En ce qui concerne les deux autres parties du document (Application standards et Assets standards), leur contenu n’est pas révolutionnaire puisque les IVS se contentent de rappeler quelques règles spécifiques à d’autres standards ou normes et ne précisent la façon dont ils doivent être ajustés, le cas échéant.

Les IVS ont l’ambition d’être suivis par la majorité des évaluateurs dans le monde. Nul doute qu’en publiant des standards dans un fascicule de 125 pages téléchargeable sur Internet (au lieu du livre très épais et dense dans lequel étaient présentés les anciens standards), l’IVSC se donne les moyens de cette ambition.

Mais ces principes sont particulièrement « high level » et ne peuvent pas aider les praticiens dans leurs tâches quotidiennes. Ce sera au Board Professionnel de l’IVSC de préparer des « guidances notes » plus détaillées et pratiques.
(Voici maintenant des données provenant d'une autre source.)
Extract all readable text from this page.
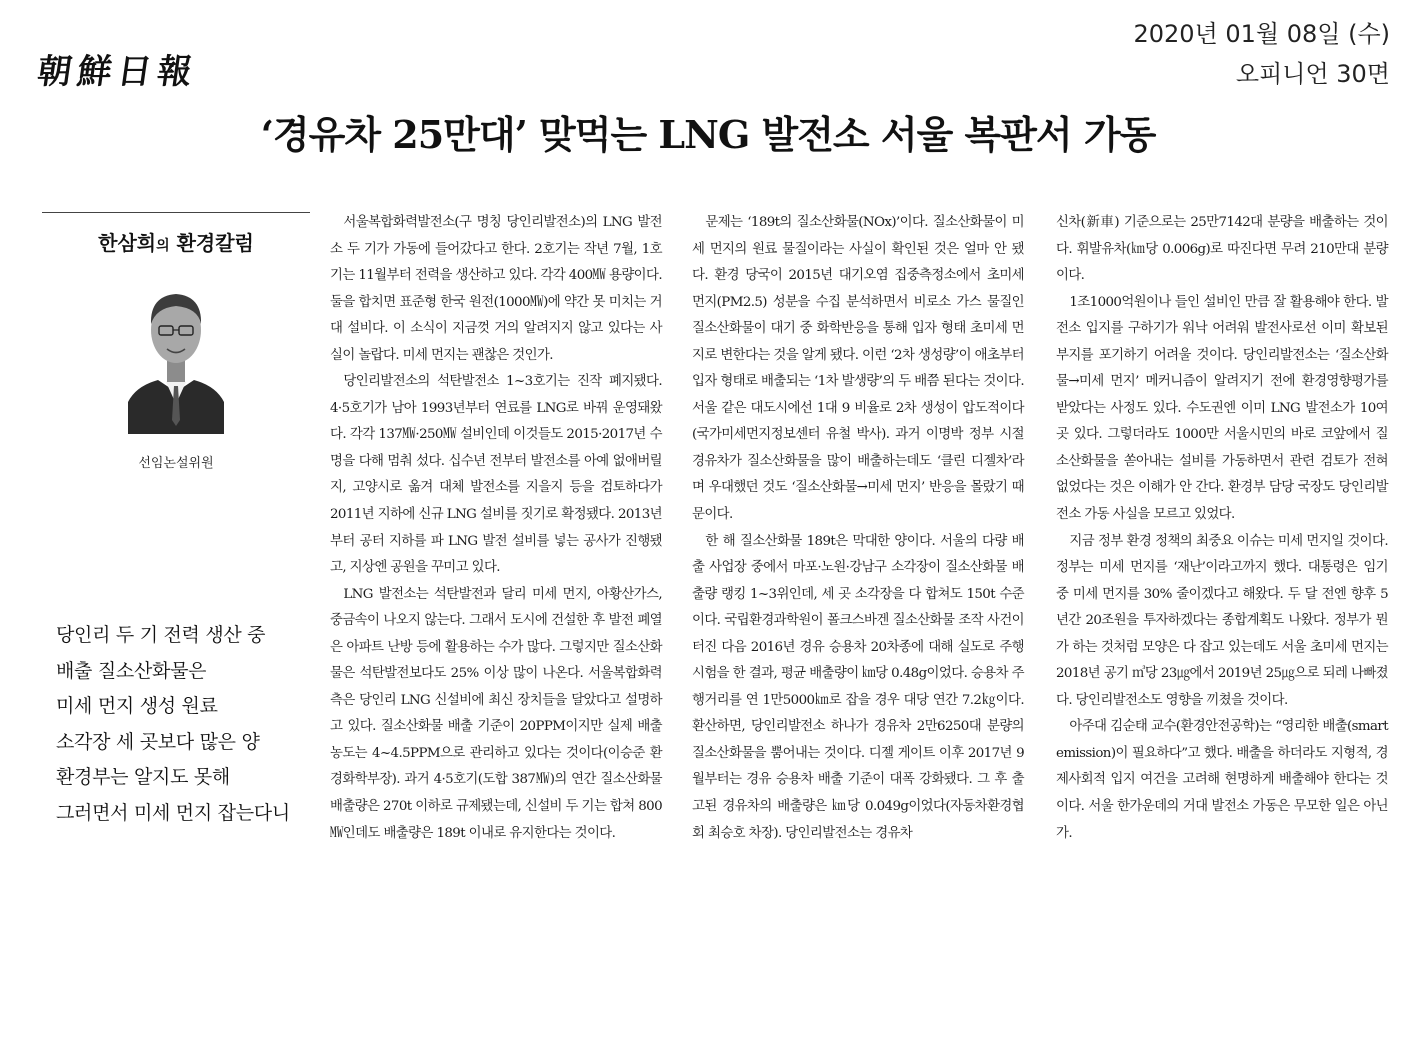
朝鮮日報
2020년 01월 08일 (수)
오피니언 30면
‘경유차 25만대’ 맞먹는 LNG 발전소 서울 복판서 가동
한삼희의 환경칼럼
선임논설위원
당인리 두 기 전력 생산 중
배출 질소산화물은
미세 먼지 생성 원료
소각장 세 곳보다 많은 양
환경부는 알지도 못해
그러면서 미세 먼지 잡는다니

서울복합화력발전소(구 명칭 당인리발전소)의 LNG 발전소 두 기가 가동에 들어갔다고 한다. 2호기는 작년 7월, 1호기는 11월부터 전력을 생산하고 있다. 각각 400㎿ 용량이다. 둘을 합치면 표준형 한국 원전(1000㎿)에 약간 못 미치는 거대 설비다. 이 소식이 지금껏 거의 알려지지 않고 있다는 사실이 놀랍다. 미세 먼지는 괜찮은 것인가.

당인리발전소의 석탄발전소 1~3호기는 진작 폐지됐다. 4·5호기가 남아 1993년부터 연료를 LNG로 바꿔 운영돼왔다. 각각 137㎿·250㎿ 설비인데 이것들도 2015·2017년 수명을 다해 멈춰 섰다. 십수년 전부터 발전소를 아예 없애버릴지, 고양시로 옮겨 대체 발전소를 지을지 등을 검토하다가 2011년 지하에 신규 LNG 설비를 짓기로 확정됐다. 2013년부터 공터 지하를 파 LNG 발전 설비를 넣는 공사가 진행됐고, 지상엔 공원을 꾸미고 있다.

LNG 발전소는 석탄발전과 달리 미세 먼지, 아황산가스, 중금속이 나오지 않는다. 그래서 도시에 건설한 후 발전 폐열은 아파트 난방 등에 활용하는 수가 많다. 그렇지만 질소산화물은 석탄발전보다도 25% 이상 많이 나온다. 서울복합화력 측은 당인리 LNG 신설비에 최신 장치들을 달았다고 설명하고 있다. 질소산화물 배출 기준이 20PPM이지만 실제 배출 농도는 4~4.5PPM으로 관리하고 있다는 것이다(이승준 환경화학부장). 과거 4·5호기(도합 387㎿)의 연간 질소산화물 배출량은 270t 이하로 규제됐는데, 신설비 두 기는 합쳐 800㎿인데도 배출량은 189t 이내로 유지한다는 것이다.

문제는 ‘189t의 질소산화물(NOx)’이다. 질소산화물이 미세 먼지의 원료 물질이라는 사실이 확인된 것은 얼마 안 됐다. 환경 당국이 2015년 대기오염 집중측정소에서 초미세 먼지(PM2.5) 성분을 수집 분석하면서 비로소 가스 물질인 질소산화물이 대기 중 화학반응을 통해 입자 형태 초미세 먼지로 변한다는 것을 알게 됐다. 이런 ‘2차 생성량’이 애초부터 입자 형태로 배출되는 ‘1차 발생량’의 두 배쯤 된다는 것이다. 서울 같은 대도시에선 1대 9 비율로 2차 생성이 압도적이다(국가미세먼지정보센터 유철 박사). 과거 이명박 정부 시절 경유차가 질소산화물을 많이 배출하는데도 ‘클린 디젤차’라며 우대했던 것도 ‘질소산화물→미세 먼지’ 반응을 몰랐기 때문이다.

한 해 질소산화물 189t은 막대한 양이다. 서울의 다량 배출 사업장 중에서 마포·노원·강남구 소각장이 질소산화물 배출량 랭킹 1~3위인데, 세 곳 소각장을 다 합쳐도 150t 수준이다. 국립환경과학원이 폴크스바겐 질소산화물 조작 사건이 터진 다음 2016년 경유 승용차 20차종에 대해 실도로 주행 시험을 한 결과, 평균 배출량이 ㎞당 0.48g이었다. 승용차 주행거리를 연 1만5000㎞로 잡을 경우 대당 연간 7.2㎏이다. 환산하면, 당인리발전소 하나가 경유차 2만6250대 분량의 질소산화물을 뿜어내는 것이다. 디젤 게이트 이후 2017년 9월부터는 경유 승용차 배출 기준이 대폭 강화됐다. 그 후 출고된 경유차의 배출량은 ㎞당 0.049g이었다(자동차환경협회 최승호 차장). 당인리발전소는 경유차

신차(新車) 기준으로는 25만7142대 분량을 배출하는 것이다. 휘발유차(㎞당 0.006g)로 따진다면 무려 210만대 분량이다.

1조1000억원이나 들인 설비인 만큼 잘 활용해야 한다. 발전소 입지를 구하기가 워낙 어려워 발전사로선 이미 확보된 부지를 포기하기 어려울 것이다. 당인리발전소는 ‘질소산화물→미세 먼지’ 메커니즘이 알려지기 전에 환경영향평가를 받았다는 사정도 있다. 수도권엔 이미 LNG 발전소가 10여곳 있다. 그렇더라도 1000만 서울시민의 바로 코앞에서 질소산화물을 쏟아내는 설비를 가동하면서 관련 검토가 전혀 없었다는 것은 이해가 안 간다. 환경부 담당 국장도 당인리발전소 가동 사실을 모르고 있었다.

지금 정부 환경 정책의 최중요 이슈는 미세 먼지일 것이다. 정부는 미세 먼지를 ‘재난’이라고까지 했다. 대통령은 임기 중 미세 먼지를 30% 줄이겠다고 해왔다. 두 달 전엔 향후 5년간 20조원을 투자하겠다는 종합계획도 나왔다. 정부가 뭔가 하는 것처럼 모양은 다 잡고 있는데도 서울 초미세 먼지는 2018년 공기 ㎥당 23㎍에서 2019년 25㎍으로 되레 나빠졌다. 당인리발전소도 영향을 끼쳤을 것이다.

아주대 김순태 교수(환경안전공학)는 “영리한 배출(smart emission)이 필요하다”고 했다. 배출을 하더라도 지형적, 경제사회적 입지 여건을 고려해 현명하게 배출해야 한다는 것이다. 서울 한가운데의 거대 발전소 가동은 무모한 일은 아닌가.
Plusieurs sont en cours d’élaboration (cash flow actualisés, approche par les coûts) ou ont déjà été publiées (évaluation des actifs intangibles).


Note: l’auteur de ces lignes est membre de l’International Professionnal Board, organe de l’IVSC qui n’a pas participé à l’élaboration des standards, élaboration qui est de la compétence exclusive du Standards Board, organe indépendant.